Есть два способа трансляции новым поколениям культуры и накопленных человечеством знаний, умений и навыков. Один, а именно тот, что кажется многим даже единственным, — это целесообразно организованная встреча представителей разных поколений в социально оформленном, традицией или правом закрепленном институте, цель и задача которого — обучить и тем воспитать тех, кто временем признан стать субъектом социальных форм человеческой жизни.

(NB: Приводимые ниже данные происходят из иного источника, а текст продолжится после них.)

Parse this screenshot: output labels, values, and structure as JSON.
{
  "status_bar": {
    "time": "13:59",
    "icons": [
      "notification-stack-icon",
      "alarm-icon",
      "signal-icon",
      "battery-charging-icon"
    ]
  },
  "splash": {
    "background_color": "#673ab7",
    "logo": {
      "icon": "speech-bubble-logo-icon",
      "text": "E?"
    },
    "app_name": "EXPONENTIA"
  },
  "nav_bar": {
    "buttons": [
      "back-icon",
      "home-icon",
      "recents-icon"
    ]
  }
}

Даже домашняя школа обучения и воспитания детей может оказаться и часто оказывается социальным институтом, если учителя и воспитатели стараются скрыть свою индивидуальность под маской личной учености или чужого, но признанного, авторитета: учителя — как у господ Скотининых, воспитатели — специально обученные гувернеры и гувернантки, а иногда, что тоже не редко, — сами родители учат и воспитывают своих детей сурово и строго по той или иной дидактической системе.

Другой способ трансляции культуры — личностный. В этом случае лично и креативно активны и учителя, и ученики. Вообще говоря, культура только так и транслируется. Иначе молодые люди могут стать знающими, что — то умеющими, но… не культурными взрослыми людьми. И в свою очередь никого из новых молодых к культуре не приобщат. Даже в институциональных школах культура побеждает технологию передачи знаний, умений и навыков тогда и только тогда, когда учитель или ученик, или оба, с вдруг возникшей человеческой симпатией идя навстречу друг другу, всей душой погружаются в лично им интересное и нужное пространство того или иного предмета духовного творчества. И на семинарах ученого господствуют первый или второй способ общения поколений.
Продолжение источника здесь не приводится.